A common characteristic for existing studies in both categories is the absence of a rigid high-throughput experimental framework for validating their predictions. Well-established techniques such as 5′ RACE and reverse transcription-PCR coupled with promoter cloning are frequently utilized in the scope of miRNA promoter validation. These protocols are time consuming and low-throughput since they support single promoter validation per experiment. Most available algorithms utilized indirect means of validation (for example, existence of Poll II ChIP-Seq signals near the prediction site) and/or direct testing of selected 1-2 promoters as proof of concept.

Until recently, most RNA-Seq studies provided limited sequencing depth and were not sensitive enough to capture the elusive pri-miRNA transcripts, due to increased cost and/or technical limitations. Recent improvements in deep sequencing enabled the creation of data sets comprising >200 million reads per sequenced sample. Such data are already available from extensive consortia and collaborations (for example, ENCODE consortium). The detailed analysis of such RNA-Seq data sets derived from two mouse embryonic stem cell (mESC) replicates comprising >430 million uniquely mapped reads (Supplementary Table 5) revealed that pri-miRNA transcripts can be detected in data sets of high sequencing depth (Fig. 1).

Figure 1: Comparison of RNA-Seq coverage between Drosha−/− and wild-type mouse ESCs.
figure 1

The example depicts Mir17hg locus transcribing a cluster of six precursor miRNAs. Purple colour represents the coverage of Drosha −/− mouse ESCs (~27 M uniquely mapped Single End reads), while green colour is utilized for Drosha +/+ ESCs (~19 M uniquely mapped Single End reads).
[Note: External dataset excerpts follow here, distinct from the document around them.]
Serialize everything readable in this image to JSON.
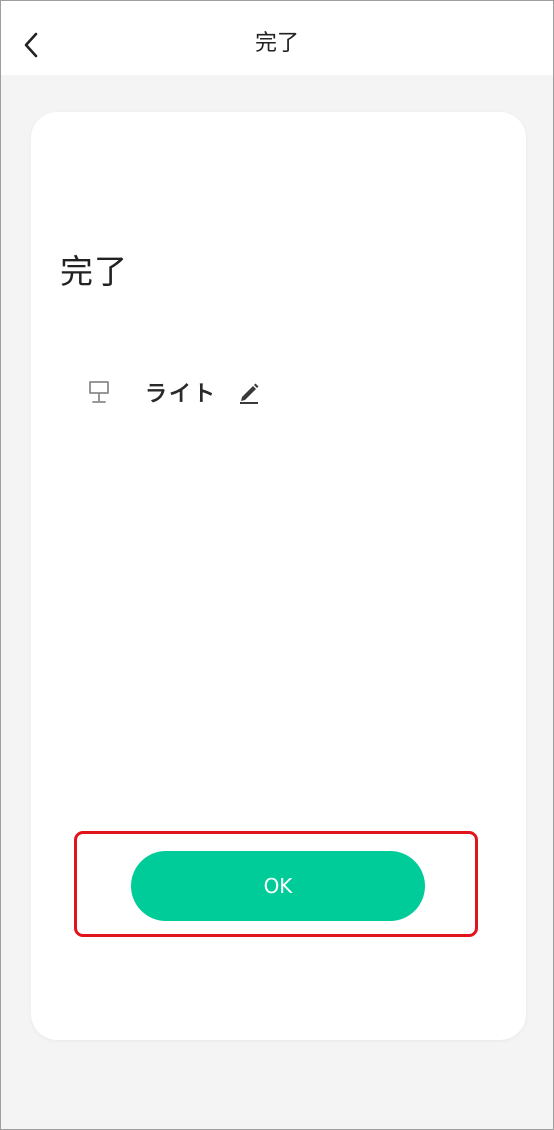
{
  "header": {
    "title": "完了",
    "back_icon": "chevron-left-icon"
  },
  "card": {
    "title": "完了",
    "device": {
      "icon": "lamp-icon",
      "name": "ライト",
      "edit_icon": "pencil-icon"
    },
    "ok_label": "OK"
  },
  "colors": {
    "accent": "#00cc99",
    "highlight": "#e0141b",
    "background": "#f4f4f4",
    "card": "#ffffff"
  }
}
The ‘normal-depth’ Drosha +/+ data set depicts the effect of Drosha processing, which is the main reason for the current lack of pri-miRNA TSS characterization. Currently annotated Mir17hg TSS is close to the start site of Drosha +/+ Mir17hg expression. Red colour represents the coverage of the deeply sequenced RNA-Seq data set (~250 M uniquely mapped Paired End reads) from wild-type mouse ESCs derived from the ENCODE project. This figure illustrates the ability of Drosha −/− and deeply sequenced RNA-Seq data sets to capture the elusive pri-miRNA expression. In addition, it shows that the TSS of Mir17hg is clearly upstream from its currently annotated position.

We therefore hypothesized that the in silico examination of such data sets, utilizing machine-learning algorithms empowered with multiple signatures of active transcription marks, could provide accurate and high-resolution miRNA TSS identification. Importantly, extensive experimental validation of the in silico identified miRNA promoters was considered essential for the determination of the implementation’s accuracy and performance, as well as for comparison with previously elaborated methodologies.
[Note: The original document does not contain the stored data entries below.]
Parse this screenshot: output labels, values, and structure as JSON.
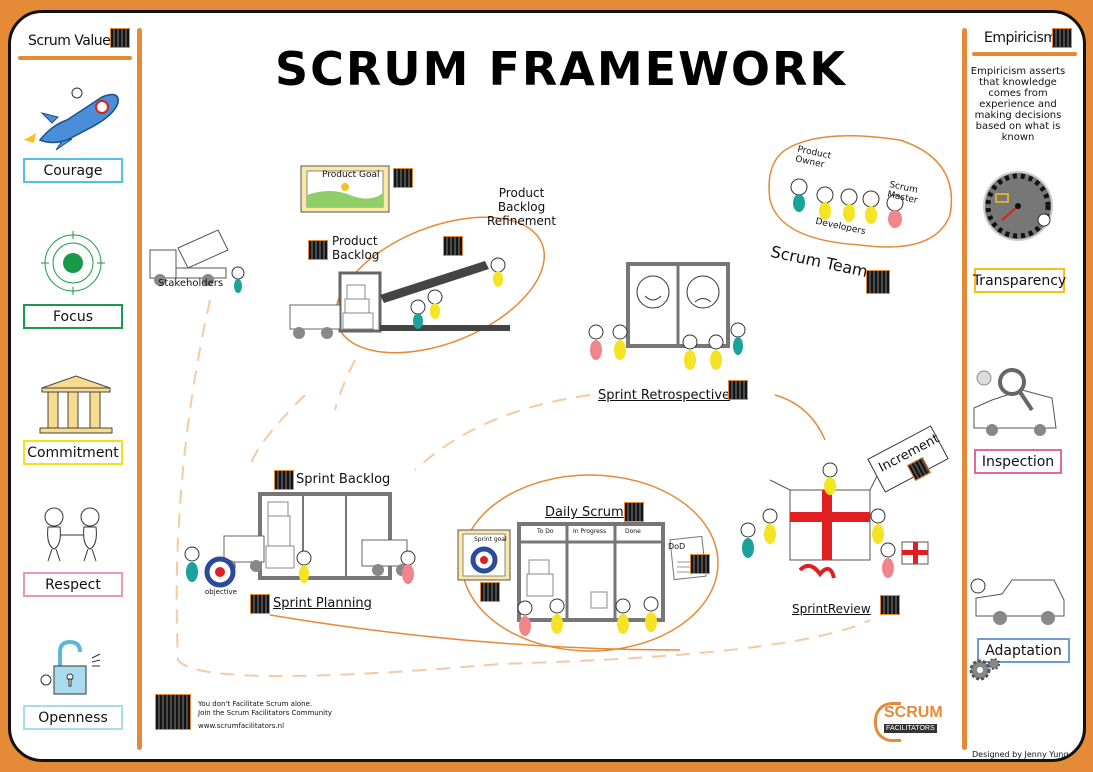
{
  "title": "SCRUM FRAMEWORK",
  "left_panel": {
    "title": "Scrum Values",
    "values": [
      {
        "label": "Courage",
        "icon": "rocket-icon",
        "color": "#4fc3e0"
      },
      {
        "label": "Focus",
        "icon": "target-icon",
        "color": "#1a9a48"
      },
      {
        "label": "Commitment",
        "icon": "temple-icon",
        "color": "#f2e01c"
      },
      {
        "label": "Respect",
        "icon": "handshake-icon",
        "color": "#e996b8"
      },
      {
        "label": "Openness",
        "icon": "open-lock-icon",
        "color": "#a9dcef"
      }
    ]
  },
  "right_panel": {
    "title": "Empiricism",
    "description": "Empiricism asserts that knowledge comes from experience and making decisions based on what is known",
    "pillars": [
      {
        "label": "Transparency",
        "icon": "gauge-icon",
        "color": "#f2c21c"
      },
      {
        "label": "Inspection",
        "icon": "magnifier-icon",
        "color": "#e8679a"
      },
      {
        "label": "Adaptation",
        "icon": "gears-icon",
        "color": "#6e9bd6"
      }
    ]
  },
  "diagram": {
    "product_goal": "Product Goal",
    "product_backlog": "Product Backlog",
    "product_backlog_line1": "Product",
    "product_backlog_line2": "Backlog",
    "refinement_line1": "Product",
    "refinement_line2": "Backlog",
    "refinement_line3": "Refinement",
    "stakeholders": "Stakeholders",
    "scrum_team": "Scrum Team",
    "product_owner_line1": "Product",
    "product_owner_line2": "Owner",
    "scrum_master_line1": "Scrum",
    "scrum_master_line2": "Master",
    "developers": "Developers",
    "sprint_retrospective": "Sprint Retrospective",
    "sprint_backlog": "Sprint Backlog",
    "sprint_planning": "Sprint Planning",
    "objective": "objective",
    "daily_scrum": "Daily Scrum",
    "board_columns": [
      "To Do",
      "In Progress",
      "Done"
    ],
    "sprint_goal": "Sprint goal",
    "dod": "DoD",
    "increment": "Increment",
    "sprint_review": "SprintReview"
  },
  "footer": {
    "community_line1": "You don't Facilitate Scrum alone.",
    "community_line2": "Join the Scrum Facilitators Community",
    "website": "www.scrumfacilitators.nl",
    "logo_line1": "SCRUM",
    "logo_line2": "FACILITATORS",
    "credit": "Designed by Jenny Yung"
  },
  "colors": {
    "accent_orange": "#e58a37",
    "border": "#111111",
    "yellow": "#f4e424",
    "teal": "#1aa39a",
    "pink": "#f0858a",
    "red": "#e02020"
  }
}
To this end, we implemented an experimental, as well as a computational framework for high-throughput miRNA TSS identification. The former consists of a Drosha-null/conditional-null (DroshaLacZ/e4COIN) mouse model that has been generated using the novel conditional by inversion (COIN) methodology15. Whole-transcriptome sequencing from mESCs derived from DroshaLacZ/e4COIN resulted to an extensive set of experimentally identified miRNA TSSs. This experimentally derived data set was kept as an independent test set, and was utilized for the thorough evaluation of the computational methods.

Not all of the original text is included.